In the case of a motor, when the supply power is removed, the motor becomes a generator with the polarity reversed. The flyback diode shorts out this reverse voltage generated by the motor acting as a generator. As a side benefit, this shorting out of the reverse voltage dynamically slows the motor turned generator more quickly than free spinning down.
Unfortunately what you have just described is utter nonsense. May I recommend you do some study on the subject and then come back with an apology?
What you have done, is to confuse a motor with a simple inductor. I did attempt to explain this in my posting #10 but do not have the time to go into more detail on the behaviour of the motor to you. Please go and research it but you
may find clues from the following.
My concern is that you now have
thoroughly muddled the OP.
What i noticed when I soldered and reconnected the motor to the diodes in parallel and hooked it up to the power supply( After setting the max current/constant current to 4.8 amps), that my power supply only spikes above 4 amps when i first hook it up, then levels off to 2.5 amps after a second.

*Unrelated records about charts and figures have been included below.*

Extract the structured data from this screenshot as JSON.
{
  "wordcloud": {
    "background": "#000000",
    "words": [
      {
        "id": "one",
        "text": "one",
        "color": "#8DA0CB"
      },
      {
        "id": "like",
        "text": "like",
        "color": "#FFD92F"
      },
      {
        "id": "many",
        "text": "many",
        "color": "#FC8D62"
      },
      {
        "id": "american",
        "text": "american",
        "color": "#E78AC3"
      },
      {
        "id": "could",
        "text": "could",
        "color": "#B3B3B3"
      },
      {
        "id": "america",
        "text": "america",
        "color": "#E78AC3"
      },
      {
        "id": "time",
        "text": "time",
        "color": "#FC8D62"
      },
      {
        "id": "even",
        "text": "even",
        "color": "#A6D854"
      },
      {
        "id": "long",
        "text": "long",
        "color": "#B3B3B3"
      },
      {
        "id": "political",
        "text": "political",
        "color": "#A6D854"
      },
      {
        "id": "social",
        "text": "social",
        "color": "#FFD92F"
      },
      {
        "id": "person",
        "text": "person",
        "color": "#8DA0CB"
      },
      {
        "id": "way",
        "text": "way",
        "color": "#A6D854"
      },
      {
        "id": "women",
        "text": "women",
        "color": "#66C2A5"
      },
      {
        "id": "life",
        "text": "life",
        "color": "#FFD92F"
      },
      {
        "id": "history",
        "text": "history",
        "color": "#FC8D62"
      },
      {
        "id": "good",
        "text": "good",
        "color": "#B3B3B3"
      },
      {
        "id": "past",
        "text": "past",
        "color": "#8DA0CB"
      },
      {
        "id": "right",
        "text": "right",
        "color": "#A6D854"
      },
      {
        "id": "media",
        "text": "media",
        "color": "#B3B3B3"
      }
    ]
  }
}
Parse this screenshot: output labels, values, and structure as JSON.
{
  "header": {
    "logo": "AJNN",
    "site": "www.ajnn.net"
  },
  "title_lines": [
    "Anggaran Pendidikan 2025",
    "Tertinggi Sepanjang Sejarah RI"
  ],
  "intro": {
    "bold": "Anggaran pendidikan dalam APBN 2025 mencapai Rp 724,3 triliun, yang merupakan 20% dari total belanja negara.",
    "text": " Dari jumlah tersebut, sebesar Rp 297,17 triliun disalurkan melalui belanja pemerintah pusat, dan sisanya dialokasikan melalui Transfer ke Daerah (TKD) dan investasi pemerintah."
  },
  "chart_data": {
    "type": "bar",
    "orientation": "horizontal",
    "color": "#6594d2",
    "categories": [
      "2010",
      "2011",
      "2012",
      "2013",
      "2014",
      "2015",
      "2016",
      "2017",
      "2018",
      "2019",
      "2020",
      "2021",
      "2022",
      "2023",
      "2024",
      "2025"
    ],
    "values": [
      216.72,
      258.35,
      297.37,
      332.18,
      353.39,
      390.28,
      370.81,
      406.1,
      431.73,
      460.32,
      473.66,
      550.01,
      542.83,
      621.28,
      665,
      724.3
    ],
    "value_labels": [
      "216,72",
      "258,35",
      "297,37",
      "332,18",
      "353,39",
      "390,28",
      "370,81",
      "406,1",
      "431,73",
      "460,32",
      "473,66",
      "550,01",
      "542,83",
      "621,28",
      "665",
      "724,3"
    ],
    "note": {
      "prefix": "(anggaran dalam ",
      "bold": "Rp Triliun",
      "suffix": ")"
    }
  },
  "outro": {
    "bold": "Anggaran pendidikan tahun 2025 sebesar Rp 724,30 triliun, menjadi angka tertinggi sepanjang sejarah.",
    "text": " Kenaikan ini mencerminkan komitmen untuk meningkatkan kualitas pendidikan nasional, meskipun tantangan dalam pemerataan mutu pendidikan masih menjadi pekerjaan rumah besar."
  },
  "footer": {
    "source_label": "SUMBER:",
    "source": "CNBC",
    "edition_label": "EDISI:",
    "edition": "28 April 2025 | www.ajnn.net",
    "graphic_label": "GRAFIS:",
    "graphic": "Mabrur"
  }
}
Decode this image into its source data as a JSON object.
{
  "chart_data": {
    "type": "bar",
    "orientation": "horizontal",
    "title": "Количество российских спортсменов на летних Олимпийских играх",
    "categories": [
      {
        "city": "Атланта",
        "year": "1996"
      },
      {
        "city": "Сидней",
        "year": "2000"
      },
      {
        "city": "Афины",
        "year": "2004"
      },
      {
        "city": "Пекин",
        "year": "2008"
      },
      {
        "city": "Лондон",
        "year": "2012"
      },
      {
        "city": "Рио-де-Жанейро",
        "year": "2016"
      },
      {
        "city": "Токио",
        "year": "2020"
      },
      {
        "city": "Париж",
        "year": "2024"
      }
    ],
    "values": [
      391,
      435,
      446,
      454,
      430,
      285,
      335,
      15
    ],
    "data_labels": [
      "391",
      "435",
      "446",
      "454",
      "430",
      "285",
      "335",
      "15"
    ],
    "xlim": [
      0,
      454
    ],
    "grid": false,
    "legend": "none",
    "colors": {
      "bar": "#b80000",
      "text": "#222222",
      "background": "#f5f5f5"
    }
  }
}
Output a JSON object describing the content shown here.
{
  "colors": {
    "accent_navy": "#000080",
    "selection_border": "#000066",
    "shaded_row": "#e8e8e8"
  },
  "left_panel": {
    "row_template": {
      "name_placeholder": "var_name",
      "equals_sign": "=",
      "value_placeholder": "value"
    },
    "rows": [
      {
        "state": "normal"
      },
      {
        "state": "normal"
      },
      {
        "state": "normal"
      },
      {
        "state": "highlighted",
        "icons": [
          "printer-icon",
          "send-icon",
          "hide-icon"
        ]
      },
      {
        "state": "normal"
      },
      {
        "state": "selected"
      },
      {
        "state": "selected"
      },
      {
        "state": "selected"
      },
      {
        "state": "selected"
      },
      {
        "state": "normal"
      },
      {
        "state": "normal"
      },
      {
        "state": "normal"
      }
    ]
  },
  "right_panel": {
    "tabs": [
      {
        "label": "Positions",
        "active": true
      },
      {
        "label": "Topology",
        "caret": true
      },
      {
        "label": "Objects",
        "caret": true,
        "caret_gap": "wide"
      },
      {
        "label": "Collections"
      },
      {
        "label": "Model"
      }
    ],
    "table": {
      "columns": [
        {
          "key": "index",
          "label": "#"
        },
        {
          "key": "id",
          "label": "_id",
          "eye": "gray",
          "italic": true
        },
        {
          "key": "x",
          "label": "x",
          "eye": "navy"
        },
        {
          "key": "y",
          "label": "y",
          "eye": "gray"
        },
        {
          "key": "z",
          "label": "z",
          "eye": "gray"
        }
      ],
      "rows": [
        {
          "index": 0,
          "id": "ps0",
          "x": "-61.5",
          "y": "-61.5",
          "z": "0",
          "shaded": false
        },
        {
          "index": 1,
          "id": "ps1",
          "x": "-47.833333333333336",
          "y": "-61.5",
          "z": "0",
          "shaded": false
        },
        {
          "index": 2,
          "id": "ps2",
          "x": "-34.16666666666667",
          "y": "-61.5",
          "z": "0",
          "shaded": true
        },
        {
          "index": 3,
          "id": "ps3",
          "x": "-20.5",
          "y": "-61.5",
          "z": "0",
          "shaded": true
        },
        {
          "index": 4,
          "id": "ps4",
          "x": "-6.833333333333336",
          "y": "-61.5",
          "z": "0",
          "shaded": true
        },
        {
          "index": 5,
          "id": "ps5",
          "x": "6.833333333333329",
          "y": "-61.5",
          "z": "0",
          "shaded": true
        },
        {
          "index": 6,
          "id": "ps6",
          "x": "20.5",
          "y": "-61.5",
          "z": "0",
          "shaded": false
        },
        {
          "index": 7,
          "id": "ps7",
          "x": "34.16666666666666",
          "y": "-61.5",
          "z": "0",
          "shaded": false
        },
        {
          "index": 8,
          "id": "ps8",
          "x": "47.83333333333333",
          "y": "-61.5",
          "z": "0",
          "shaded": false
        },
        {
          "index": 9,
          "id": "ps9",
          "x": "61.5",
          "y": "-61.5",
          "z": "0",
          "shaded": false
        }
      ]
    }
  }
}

What you have described is the "stall current". The "back EMF" of a motor when spinning appears as a voltage of the
same polarity as that used to make it spin. Consider it like a "battery" inside the motor and like connecting two batteries of the same voltage in parallel with the
same polarity, when there is no difference between them, no current will flow in either direction. Only when one is slightly less will some current flow
into that one.
So when the motor is stopped, it has no "back EMF" so the current is limited
only by the winding resistance -
nothing else. As the motor starts, the current reduces
in proportion to the speed of the motor as that determines the back EMF. As I explained above, if the motor were "perfect" and unloaded, it would speed up until the back EMF was exactly the same as the applied voltage and
no current would flow.
In practice, it is unable to do so due to loading, including friction in the bearings and the commutator (which is quite significant in small motors)
and hysteritic losses in the armature iron and windings, so it draws a minimum current unloaded, while putting a load on it causes the current to rise to some proportionate figure between the unloaded and the stall current.
1) Is the reason there is a current spike on startup because the inductor is resisting current flow? I get that inductors try to keep the current from changing by applying its own force, im just not sure why there is a sudden spike on startup? ( On turning the motor off it makes sense to me why the would be a large current spike because there is built up energy in the form of a magnetic field.
Well there is where Steve has managed to confuse you further. The inductor does not resist current
flow, it resists a
change in current flow. Connecting an inductor to a power supply causes a
slow rise in the current until the maximum limited by the circuit resistance, including the winding resistance in the inductor itself.
2) I am trying to learn more about flywheel diodes and what makes the diode work harder(more heat given off), Is it when power is being supplied and it is blocking current in the reverse direction? Or is it when the power is removed and the large current spike travels forward bias through the coil and diode and around and around again?
The converse is when you attempt to disconnect the inductor. Again there is
no spike of
current whatsoever. If (with a diode,) you provide a path for the current to continue, then the current
slowly decreases to nothing. The law of induction is that how fast it decreases depends on the voltage across it; if you cause the current to decrease very rapidly by completely opening the circuit, then it will generate a correspondingly high voltage, in fact
whatever voltage is necessary to maintain the current momentarily flowing either by causing breakthrough in any component connected across it or else by breaking down the insulation, even the insulation of the
air across the terminals where it is switched off.
If however, you have a diode across it which conducts at less than a volt, then it does not
need to generate any more than that voltage and the current reduces quite slowly. In fact, the diode as such does not "work hard" at all - it only conducts that current between the time the supply is cut off and the current falls away to zero, the current is
never greater that what was flowing in the inductor just before the disconnection. So in either case, the
current in no way "surges"; it only reduces from the previous level. What
does "surge" is the voltage.
And a reminder - this refers to an inductor,
not a motor. The two are quite different.